Kidney transplant candidates (KTCs) must provide informed consent to accept kidneys from increased risk donors (IRD), but poorly understand them. We conducted a multisite, randomized controlled trial to evaluate the efficacy of a mobile Web application, Inform Me, for increasing knowledge about IRDs.Methods
Kidney transplant candidates undergoing transplant evaluation at 2 transplant centers were randomized to use Inform Me after routine transplant education (intervention) or routine transplant education alone (control). Computer adaptive learning method reinforced learning by embedding educational material, and initial (test 1) and additional test questions (test 2) into each chapter. Knowledge (primary outcome) was assessed in person after education (tests 1 and 2), and 1 week later by telephone (test 3).
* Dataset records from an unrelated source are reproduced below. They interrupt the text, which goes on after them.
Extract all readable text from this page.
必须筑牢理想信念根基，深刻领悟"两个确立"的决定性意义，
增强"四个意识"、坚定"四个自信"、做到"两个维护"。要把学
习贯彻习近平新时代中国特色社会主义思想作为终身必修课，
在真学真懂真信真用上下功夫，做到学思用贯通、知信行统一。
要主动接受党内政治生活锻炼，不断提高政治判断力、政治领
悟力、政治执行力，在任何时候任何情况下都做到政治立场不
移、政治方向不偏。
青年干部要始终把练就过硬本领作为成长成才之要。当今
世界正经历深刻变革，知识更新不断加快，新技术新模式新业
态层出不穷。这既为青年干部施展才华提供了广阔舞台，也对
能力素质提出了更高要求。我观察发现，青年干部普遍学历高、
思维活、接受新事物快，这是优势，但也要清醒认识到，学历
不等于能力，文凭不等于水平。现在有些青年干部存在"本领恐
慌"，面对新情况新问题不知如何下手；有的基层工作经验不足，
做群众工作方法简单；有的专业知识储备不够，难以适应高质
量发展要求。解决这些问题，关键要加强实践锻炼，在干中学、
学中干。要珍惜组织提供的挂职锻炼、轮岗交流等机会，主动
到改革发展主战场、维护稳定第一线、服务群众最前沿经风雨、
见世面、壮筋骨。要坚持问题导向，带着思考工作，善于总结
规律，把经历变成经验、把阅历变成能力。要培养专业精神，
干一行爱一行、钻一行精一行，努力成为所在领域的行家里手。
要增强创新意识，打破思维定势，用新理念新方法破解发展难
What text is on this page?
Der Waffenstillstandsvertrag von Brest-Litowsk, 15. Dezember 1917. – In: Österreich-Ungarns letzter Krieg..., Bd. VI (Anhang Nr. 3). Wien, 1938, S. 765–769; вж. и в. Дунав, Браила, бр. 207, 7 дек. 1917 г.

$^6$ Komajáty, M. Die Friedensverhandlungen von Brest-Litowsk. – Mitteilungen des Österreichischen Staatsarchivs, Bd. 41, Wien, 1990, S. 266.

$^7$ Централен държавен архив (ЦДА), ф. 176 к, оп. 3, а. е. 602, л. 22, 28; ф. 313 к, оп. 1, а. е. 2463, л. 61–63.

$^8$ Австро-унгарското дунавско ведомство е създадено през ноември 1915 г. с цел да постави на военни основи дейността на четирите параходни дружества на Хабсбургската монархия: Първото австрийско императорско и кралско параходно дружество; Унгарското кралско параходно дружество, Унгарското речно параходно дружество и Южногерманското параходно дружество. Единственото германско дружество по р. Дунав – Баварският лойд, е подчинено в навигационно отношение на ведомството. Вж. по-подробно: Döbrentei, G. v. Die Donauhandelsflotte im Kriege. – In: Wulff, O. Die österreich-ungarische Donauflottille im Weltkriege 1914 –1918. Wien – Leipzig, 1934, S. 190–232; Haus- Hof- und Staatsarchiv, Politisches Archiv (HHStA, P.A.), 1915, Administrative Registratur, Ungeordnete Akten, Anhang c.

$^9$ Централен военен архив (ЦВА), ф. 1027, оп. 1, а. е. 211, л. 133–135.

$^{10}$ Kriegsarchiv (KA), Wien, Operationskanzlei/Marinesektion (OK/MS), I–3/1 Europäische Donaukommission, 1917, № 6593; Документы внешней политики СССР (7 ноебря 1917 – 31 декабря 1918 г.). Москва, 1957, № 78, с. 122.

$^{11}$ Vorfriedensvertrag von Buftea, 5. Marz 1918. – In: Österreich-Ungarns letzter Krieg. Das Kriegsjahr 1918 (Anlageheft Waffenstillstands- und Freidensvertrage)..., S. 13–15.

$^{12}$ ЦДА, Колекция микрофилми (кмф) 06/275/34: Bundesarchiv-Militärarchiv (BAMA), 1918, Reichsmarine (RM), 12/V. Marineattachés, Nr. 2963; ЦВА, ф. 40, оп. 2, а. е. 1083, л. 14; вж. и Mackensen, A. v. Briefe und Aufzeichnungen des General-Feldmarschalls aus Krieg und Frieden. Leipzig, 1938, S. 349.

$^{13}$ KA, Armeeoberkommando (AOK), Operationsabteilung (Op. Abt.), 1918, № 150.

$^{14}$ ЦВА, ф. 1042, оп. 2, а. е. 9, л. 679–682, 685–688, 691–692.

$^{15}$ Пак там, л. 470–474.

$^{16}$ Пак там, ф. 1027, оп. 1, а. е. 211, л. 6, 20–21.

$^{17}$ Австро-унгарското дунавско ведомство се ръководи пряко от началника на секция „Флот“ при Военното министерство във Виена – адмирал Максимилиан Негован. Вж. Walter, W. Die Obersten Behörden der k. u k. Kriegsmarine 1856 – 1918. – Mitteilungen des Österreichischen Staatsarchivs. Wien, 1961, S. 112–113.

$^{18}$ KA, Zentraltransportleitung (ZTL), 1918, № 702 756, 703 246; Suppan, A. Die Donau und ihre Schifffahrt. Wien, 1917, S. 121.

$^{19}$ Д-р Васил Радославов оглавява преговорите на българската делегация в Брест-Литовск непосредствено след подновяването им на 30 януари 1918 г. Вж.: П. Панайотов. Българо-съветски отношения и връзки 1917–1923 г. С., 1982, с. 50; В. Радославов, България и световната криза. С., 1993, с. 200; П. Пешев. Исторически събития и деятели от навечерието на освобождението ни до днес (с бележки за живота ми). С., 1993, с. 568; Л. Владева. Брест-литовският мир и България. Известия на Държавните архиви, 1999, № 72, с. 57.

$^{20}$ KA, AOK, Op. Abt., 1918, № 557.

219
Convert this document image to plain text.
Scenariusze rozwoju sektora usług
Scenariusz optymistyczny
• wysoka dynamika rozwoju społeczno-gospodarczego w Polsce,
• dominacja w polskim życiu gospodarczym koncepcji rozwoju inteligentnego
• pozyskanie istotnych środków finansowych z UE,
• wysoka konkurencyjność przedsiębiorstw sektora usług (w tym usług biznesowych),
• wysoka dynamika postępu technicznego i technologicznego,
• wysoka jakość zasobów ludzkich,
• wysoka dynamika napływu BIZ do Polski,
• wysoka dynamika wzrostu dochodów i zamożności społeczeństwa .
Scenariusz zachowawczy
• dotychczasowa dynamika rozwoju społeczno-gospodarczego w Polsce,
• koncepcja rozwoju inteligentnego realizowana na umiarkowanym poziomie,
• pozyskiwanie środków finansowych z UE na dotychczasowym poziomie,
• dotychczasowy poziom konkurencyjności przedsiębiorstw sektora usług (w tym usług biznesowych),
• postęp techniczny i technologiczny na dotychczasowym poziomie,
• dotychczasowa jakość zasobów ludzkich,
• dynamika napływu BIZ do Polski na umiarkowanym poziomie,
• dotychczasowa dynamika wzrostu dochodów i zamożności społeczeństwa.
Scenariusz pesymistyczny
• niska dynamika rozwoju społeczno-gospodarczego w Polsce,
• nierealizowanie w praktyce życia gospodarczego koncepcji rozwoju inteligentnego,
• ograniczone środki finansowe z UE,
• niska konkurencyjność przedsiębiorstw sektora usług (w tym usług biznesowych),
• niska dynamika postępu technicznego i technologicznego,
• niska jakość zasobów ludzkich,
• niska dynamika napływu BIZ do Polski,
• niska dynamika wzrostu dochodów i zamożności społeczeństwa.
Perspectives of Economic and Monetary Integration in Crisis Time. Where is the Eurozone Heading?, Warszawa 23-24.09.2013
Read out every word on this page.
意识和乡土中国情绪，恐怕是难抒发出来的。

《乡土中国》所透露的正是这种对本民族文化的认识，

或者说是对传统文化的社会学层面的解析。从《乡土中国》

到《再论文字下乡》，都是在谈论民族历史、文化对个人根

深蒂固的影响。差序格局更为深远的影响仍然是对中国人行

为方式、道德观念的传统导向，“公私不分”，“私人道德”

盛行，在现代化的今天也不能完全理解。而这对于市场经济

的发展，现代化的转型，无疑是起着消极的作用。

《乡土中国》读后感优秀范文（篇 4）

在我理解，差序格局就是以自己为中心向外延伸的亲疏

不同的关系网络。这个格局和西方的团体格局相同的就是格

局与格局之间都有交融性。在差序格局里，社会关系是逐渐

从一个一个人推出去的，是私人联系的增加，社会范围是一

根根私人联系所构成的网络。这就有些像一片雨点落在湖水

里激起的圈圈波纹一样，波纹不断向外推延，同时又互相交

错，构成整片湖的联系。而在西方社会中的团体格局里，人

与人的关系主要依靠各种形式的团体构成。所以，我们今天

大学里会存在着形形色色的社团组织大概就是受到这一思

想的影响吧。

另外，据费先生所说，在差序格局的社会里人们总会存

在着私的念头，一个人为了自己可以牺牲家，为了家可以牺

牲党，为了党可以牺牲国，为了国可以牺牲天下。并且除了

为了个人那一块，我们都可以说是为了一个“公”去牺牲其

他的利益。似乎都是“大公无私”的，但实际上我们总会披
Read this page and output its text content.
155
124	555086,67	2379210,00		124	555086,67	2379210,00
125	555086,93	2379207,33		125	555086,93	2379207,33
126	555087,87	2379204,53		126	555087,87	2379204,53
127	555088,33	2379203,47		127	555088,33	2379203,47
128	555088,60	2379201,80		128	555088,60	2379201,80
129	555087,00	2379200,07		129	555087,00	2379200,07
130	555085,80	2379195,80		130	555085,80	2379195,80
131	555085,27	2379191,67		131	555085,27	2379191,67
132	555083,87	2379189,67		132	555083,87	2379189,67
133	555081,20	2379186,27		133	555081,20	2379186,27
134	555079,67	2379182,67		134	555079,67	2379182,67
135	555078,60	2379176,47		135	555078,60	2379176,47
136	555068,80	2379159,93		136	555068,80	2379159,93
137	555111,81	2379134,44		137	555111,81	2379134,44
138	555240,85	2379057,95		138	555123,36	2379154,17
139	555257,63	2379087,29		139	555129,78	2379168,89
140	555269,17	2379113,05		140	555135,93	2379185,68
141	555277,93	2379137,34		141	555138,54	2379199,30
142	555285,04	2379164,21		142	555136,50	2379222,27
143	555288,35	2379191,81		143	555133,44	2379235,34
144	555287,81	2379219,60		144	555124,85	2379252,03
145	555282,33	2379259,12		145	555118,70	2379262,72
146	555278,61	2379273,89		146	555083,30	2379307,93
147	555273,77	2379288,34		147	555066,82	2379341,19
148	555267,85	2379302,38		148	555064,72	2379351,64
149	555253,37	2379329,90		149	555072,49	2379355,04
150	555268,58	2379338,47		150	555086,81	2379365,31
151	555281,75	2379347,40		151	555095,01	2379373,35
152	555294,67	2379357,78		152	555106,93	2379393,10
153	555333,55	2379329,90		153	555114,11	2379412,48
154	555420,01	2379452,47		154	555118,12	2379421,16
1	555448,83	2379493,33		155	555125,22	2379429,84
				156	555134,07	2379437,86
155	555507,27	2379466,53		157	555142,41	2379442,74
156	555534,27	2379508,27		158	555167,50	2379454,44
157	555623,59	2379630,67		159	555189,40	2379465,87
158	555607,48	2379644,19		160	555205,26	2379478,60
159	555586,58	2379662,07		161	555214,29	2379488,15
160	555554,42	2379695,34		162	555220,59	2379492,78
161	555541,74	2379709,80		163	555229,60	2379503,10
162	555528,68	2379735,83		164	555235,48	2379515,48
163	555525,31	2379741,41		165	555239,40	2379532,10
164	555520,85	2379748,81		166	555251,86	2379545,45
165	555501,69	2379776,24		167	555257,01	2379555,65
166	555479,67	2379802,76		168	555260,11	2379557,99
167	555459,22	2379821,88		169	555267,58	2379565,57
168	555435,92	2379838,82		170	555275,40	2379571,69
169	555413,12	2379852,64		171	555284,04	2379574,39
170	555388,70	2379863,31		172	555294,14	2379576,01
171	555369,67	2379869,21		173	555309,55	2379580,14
Controls did not receive test 2. Willingness to accept an IRD kidney (secondary outcome) was assessed after tests 1 and 3. Linear regression test 1 knowledge scores were used to test the significance of Inform Me exposure after controlling for covariates. Multiple imputation was used for intention-to-treat analysis.Results
Two hundred eighty-eight KTCs participated. Intervention participants had higher test 1 knowledge scores (mean difference, 6.61; 95% confidence interval [95% CI], 5.37-7.86) than control participants, representing a 44% higher score than control participants' scores. Intervention participants' knowledge scores increased with educational reinforcement (test 2) compared with control arm test 1 scores (mean difference, 9.50; 95% CI, 8.27-10.73). After 1 week, intervention participants' knowledge remained greater than controls' knowledge (mean difference, 3.63; 95% CI, 2.49-4.78) (test 3). Willingness to accept an IRD kidney did not differ between study arms at tests 1 and 3.Conclusions
Inform Me use was associated with greater KTC knowledge about IRD kidneys above routine transplant education alone.